Question

A disk of mass $M$, radius $R$ and thickness $\frac{R}{6}$ has a moment of intertia $I$ about an axis passing through the centre and perpendicular to the disk. The disk is recasted to form a sphere. Obtain the moment of inertia of the sphere about its diameter.

Answer 1

Initially, moment of inertia of disk,

$I=\frac{M{R}^2}{2}$ (for a disk) ....(1) [Ref. image 1]
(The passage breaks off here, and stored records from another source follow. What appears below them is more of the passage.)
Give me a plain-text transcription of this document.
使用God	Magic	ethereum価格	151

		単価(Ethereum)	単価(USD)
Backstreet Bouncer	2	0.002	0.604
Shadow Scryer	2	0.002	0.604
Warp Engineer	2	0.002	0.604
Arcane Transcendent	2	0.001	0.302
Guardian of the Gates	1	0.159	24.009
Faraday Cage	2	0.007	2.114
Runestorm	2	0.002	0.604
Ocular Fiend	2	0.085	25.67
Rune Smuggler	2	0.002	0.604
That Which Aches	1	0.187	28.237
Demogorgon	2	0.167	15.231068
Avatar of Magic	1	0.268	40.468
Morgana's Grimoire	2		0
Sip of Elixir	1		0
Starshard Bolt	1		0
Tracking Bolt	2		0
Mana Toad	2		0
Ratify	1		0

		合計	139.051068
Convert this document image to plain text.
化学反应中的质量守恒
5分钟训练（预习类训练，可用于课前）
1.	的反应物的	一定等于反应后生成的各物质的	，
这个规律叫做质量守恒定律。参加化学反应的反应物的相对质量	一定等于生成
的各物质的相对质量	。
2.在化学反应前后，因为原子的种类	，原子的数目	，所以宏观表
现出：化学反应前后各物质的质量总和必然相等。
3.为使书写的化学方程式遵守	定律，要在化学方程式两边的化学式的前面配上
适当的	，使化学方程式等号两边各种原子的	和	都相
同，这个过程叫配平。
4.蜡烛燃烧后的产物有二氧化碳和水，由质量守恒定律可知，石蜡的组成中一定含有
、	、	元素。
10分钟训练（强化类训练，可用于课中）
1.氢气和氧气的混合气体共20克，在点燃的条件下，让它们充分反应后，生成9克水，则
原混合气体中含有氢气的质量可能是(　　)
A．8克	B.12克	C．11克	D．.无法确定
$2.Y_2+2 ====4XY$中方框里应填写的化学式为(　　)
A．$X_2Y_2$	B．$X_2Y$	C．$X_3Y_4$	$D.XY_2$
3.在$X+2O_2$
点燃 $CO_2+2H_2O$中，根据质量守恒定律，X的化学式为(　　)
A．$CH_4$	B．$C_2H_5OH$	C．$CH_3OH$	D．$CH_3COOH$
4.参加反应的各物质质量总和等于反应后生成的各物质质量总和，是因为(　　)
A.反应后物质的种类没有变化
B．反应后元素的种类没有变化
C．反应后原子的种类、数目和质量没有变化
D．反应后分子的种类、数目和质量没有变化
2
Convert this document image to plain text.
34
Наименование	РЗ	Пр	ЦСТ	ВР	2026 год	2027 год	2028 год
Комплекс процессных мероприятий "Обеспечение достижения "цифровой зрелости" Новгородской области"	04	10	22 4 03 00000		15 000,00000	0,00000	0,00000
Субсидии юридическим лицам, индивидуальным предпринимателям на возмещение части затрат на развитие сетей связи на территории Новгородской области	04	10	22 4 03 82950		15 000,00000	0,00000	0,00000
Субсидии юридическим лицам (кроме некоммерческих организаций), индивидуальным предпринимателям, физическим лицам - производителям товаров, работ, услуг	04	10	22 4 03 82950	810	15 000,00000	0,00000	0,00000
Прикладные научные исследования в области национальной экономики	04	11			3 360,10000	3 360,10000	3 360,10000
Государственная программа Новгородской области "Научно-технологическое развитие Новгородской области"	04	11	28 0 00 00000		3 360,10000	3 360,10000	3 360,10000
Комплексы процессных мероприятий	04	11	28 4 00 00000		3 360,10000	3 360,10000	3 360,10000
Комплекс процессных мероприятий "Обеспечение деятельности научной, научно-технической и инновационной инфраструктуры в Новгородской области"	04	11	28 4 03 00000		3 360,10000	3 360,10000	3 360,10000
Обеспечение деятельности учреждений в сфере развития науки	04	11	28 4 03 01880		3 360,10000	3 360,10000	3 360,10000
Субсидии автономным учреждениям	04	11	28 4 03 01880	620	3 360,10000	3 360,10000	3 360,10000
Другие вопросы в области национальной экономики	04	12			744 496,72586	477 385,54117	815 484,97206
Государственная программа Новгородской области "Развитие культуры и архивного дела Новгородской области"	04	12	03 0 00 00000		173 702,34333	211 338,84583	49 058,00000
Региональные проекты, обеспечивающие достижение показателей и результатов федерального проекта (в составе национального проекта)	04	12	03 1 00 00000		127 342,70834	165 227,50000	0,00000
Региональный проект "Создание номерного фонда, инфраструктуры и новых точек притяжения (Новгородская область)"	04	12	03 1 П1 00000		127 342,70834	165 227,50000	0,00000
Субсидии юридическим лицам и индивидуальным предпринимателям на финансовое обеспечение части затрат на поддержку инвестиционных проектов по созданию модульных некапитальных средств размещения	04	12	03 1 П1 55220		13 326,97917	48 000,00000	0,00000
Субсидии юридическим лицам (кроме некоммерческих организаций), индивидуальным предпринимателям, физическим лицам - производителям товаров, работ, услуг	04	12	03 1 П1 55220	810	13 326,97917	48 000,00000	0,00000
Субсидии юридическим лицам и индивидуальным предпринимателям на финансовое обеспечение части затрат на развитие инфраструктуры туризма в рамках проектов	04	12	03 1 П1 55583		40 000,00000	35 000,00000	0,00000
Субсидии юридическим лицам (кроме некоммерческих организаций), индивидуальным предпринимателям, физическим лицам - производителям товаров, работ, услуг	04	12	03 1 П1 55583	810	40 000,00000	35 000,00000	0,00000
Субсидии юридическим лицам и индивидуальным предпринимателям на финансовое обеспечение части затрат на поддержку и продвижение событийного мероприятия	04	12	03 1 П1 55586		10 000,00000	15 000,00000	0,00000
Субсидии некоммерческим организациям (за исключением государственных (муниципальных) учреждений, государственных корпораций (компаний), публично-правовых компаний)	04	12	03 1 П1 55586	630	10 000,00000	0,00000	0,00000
and volume = $\pi R^2\frac{R}{6}=\frac{\pi }{6}{R}^3$

In the recasting process the volume of material remains constant volume of sphere : $\frac{4}{3}\pi R^{\prime 3}=\frac{\pi }{6}{R}^3$ [R' : Radius of sphere]

$\Rightarrow R^{\prime }=\frac{R}{2}$ ....(2) [Ref. image 2]

New moment of inertia of sphere will be :-

$I^{\prime }=\frac{2}{5}M{R}^{\prime 2}$

From (2) and (1) we get,

$I^{\prime }=\frac{2}{5}M{\left(\frac{R}{2}\right)}^2=\frac{1}{5}\left(\frac{M{R}^2}{2}\right)\Rightarrow I^{\prime }=\frac{I}{5}$